The only problem then becomes one of expression with an incomplete science, an incomplete language, an incomplete human vehicle. Coming back from such regions, one feels squeezed into the human frame, the human limitations, the human brain as a limited computer prejudiced and filled with pseudo-knowledge that blocks the transmission of True Knowledge. Any sage, any wise man, any guru that I have spoken to showed his humanity in many, many ways in the sense that he was not an error-free computer. Some of these people claim that God is Science of a more advanced form than any that we can know, and yet they have failed to express this in sufficiently cogent, succinct and understandable terms so that they are useful on the planetside trip. I find such people using all-too-human mechanisms of brainwashing, of human control of groups, and of creating “in-groups” to worship them and their knowledge. They have not gotten beyond God as the Group, or God as Myself, or God as Her/Him/It.
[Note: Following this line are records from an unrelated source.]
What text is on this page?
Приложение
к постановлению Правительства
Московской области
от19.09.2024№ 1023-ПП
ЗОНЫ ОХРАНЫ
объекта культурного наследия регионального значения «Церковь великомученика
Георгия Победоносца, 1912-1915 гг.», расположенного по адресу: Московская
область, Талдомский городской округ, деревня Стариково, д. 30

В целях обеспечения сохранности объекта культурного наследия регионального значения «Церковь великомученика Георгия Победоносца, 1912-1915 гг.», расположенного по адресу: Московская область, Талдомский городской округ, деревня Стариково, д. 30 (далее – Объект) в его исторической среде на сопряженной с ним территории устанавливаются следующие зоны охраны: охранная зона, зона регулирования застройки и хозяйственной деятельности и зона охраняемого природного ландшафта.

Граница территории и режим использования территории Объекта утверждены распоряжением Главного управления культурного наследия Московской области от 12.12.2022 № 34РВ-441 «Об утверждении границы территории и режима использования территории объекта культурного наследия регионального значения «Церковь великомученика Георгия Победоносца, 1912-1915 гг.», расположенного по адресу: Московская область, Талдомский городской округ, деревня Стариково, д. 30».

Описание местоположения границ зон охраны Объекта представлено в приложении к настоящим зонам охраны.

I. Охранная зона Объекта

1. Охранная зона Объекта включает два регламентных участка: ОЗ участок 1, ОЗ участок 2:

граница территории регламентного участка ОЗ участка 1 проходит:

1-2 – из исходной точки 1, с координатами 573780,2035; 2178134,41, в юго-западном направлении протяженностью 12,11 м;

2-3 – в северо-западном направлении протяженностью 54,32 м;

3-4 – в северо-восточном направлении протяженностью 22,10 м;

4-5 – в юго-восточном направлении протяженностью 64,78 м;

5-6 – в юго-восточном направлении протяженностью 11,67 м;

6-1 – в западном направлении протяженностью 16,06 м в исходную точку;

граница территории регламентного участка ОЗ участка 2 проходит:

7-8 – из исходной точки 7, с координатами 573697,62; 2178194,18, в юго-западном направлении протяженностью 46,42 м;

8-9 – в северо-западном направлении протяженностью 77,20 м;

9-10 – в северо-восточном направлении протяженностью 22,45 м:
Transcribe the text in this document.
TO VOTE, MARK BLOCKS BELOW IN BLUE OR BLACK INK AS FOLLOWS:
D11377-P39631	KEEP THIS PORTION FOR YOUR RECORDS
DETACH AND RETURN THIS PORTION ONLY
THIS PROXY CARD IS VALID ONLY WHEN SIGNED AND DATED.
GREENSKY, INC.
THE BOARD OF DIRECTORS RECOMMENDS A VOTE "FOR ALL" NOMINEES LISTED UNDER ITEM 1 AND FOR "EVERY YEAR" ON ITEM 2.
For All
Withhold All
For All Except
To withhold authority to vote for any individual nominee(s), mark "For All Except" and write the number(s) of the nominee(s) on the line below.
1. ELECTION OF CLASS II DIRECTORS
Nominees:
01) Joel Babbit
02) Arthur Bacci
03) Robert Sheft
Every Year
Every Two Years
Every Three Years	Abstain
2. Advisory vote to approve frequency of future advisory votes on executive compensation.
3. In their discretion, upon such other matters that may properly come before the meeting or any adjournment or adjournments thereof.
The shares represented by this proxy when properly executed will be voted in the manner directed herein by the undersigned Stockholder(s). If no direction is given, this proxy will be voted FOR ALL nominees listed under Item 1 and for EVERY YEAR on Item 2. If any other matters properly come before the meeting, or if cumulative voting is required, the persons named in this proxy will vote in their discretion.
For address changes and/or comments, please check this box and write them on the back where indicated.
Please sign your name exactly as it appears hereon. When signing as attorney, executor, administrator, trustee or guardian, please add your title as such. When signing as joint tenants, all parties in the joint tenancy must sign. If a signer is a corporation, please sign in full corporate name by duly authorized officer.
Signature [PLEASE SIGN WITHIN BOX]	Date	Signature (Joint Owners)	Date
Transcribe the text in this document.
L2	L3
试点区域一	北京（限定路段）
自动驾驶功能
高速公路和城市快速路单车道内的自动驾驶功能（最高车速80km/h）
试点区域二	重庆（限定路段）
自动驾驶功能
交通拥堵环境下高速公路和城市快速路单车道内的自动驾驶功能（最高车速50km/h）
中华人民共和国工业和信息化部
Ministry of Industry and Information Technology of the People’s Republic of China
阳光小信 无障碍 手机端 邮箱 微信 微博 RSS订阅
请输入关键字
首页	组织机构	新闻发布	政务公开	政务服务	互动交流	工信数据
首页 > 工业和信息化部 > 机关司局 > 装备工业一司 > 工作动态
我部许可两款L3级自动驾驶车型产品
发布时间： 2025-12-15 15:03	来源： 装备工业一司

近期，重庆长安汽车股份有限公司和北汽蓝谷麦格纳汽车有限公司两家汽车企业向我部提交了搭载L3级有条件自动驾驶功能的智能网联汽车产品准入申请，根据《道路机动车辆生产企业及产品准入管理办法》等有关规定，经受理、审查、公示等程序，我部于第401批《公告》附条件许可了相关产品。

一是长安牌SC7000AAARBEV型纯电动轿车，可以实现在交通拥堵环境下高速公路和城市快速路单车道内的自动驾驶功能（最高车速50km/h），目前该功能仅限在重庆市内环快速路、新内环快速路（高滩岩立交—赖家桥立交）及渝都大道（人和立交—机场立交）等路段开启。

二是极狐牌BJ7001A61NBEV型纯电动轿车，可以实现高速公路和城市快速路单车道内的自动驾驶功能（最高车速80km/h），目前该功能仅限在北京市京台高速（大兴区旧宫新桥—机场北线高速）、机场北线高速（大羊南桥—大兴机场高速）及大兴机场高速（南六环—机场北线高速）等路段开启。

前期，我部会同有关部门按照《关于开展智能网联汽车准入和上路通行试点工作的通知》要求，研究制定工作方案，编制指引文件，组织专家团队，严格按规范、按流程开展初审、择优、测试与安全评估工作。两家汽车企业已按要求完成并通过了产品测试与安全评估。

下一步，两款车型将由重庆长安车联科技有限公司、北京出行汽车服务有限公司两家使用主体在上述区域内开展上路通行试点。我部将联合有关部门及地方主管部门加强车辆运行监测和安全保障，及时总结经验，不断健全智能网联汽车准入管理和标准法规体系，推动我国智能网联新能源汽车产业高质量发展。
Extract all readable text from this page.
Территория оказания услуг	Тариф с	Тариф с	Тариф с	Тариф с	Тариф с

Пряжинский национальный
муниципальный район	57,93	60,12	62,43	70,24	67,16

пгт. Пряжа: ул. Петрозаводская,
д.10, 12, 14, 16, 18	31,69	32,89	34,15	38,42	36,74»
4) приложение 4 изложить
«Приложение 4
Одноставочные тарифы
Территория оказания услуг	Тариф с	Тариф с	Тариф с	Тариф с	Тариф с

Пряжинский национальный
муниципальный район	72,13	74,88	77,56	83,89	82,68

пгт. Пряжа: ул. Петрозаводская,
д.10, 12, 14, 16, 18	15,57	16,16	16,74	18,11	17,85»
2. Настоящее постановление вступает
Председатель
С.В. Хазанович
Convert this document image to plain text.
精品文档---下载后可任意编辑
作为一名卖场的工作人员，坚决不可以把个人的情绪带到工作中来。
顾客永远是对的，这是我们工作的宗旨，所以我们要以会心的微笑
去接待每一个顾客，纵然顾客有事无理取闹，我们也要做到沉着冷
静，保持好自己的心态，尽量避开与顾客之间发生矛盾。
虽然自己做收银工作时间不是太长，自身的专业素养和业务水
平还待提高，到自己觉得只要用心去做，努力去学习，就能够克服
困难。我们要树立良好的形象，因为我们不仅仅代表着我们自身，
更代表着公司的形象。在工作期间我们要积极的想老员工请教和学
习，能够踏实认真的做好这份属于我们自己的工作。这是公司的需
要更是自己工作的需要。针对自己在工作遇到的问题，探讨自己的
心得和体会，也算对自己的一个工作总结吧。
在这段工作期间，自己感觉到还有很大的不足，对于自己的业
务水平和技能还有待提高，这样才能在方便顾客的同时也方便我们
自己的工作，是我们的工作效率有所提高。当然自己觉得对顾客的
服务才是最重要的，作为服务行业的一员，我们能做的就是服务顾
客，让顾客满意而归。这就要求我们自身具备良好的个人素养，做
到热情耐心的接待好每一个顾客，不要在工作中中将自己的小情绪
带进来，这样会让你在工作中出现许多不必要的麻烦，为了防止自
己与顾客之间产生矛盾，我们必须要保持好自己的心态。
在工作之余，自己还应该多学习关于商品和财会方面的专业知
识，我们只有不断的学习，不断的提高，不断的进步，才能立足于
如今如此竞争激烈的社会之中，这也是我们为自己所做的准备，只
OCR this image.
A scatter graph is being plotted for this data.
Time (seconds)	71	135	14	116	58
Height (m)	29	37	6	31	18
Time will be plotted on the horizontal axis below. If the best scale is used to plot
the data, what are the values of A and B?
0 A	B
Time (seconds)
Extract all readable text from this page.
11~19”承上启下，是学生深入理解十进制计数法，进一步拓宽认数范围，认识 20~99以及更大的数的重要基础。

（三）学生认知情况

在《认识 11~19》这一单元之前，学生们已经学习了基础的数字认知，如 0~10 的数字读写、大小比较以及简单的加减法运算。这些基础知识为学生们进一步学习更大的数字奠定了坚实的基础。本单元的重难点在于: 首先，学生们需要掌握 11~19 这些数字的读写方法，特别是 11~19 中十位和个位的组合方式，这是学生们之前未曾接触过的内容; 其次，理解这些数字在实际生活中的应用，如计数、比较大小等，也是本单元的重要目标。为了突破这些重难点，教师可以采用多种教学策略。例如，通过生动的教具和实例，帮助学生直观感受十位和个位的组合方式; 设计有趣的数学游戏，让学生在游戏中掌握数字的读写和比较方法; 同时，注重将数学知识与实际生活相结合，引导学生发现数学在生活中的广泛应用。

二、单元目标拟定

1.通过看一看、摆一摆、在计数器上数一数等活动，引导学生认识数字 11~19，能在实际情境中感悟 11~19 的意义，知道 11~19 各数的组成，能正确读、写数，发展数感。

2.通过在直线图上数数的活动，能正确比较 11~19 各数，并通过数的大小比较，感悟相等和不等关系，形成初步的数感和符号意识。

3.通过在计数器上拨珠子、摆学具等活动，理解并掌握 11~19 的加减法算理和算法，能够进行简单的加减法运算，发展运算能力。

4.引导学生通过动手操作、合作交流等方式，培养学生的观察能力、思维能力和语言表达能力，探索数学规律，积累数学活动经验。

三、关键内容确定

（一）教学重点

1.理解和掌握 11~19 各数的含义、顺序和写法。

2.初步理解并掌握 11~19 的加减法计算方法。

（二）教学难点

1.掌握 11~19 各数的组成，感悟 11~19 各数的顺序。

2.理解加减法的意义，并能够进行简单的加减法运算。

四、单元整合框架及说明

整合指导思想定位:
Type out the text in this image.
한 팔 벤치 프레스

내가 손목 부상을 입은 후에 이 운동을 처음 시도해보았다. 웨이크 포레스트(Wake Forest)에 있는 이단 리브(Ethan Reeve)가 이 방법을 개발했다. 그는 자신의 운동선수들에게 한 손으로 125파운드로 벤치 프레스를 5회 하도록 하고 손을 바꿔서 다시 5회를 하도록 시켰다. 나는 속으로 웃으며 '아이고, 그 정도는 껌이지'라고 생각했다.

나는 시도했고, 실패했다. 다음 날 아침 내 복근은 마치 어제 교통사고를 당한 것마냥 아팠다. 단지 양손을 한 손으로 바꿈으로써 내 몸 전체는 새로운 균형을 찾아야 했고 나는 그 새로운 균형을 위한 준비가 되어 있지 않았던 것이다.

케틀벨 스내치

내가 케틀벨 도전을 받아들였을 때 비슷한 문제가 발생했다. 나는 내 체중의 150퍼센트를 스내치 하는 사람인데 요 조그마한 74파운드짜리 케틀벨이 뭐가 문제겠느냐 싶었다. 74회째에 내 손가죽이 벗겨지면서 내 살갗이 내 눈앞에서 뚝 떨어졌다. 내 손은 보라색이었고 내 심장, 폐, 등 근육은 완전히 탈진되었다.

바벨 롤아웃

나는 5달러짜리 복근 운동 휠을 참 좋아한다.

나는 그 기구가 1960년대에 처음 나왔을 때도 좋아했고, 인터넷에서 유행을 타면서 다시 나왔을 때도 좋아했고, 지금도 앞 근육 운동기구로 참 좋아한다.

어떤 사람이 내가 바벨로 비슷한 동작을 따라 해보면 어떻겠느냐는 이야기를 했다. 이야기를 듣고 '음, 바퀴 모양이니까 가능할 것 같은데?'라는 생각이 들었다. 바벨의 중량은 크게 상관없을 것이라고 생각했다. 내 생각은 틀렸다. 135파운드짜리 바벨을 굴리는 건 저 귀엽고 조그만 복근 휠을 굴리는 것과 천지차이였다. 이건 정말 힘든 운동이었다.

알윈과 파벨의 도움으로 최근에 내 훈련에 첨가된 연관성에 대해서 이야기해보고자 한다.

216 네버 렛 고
And yet there are those like Einstein and others who have gone to these regions and then come back and used all their available discipline to turn the inspirations and intuitions of these vast regions into something that will revise our science and make it advance into the future science that can approach more closely that which one knows exists. As Gregory Bateson, author of Steps to an Ecology of Mind,3 said in talking of a psychic who was demonstrating his powers, “We like to think it is not difficult.” Science is difficult; any discipline requires a degree of dedication, inner-directed work, after one receives intuitive jumps in understanding. No, science is not an illusion, but to derive by scientific methods that which will bear up under experiential and experimental testing by the self and others is a lot of hard work.
REFERENCES
1. Vizinczey, Stephen, The Rules of Chaos, Or Why Tomorrow Doesn’t Work, New York: Saturday Review Press, 1969.
2. Dunne, J.W., An Experiment with Time, New York, Macmillan, 1938.
3. Bateson, Gregory, Steps to an Ecology of Mind, San Francisco: Chandler Publishing, 1972.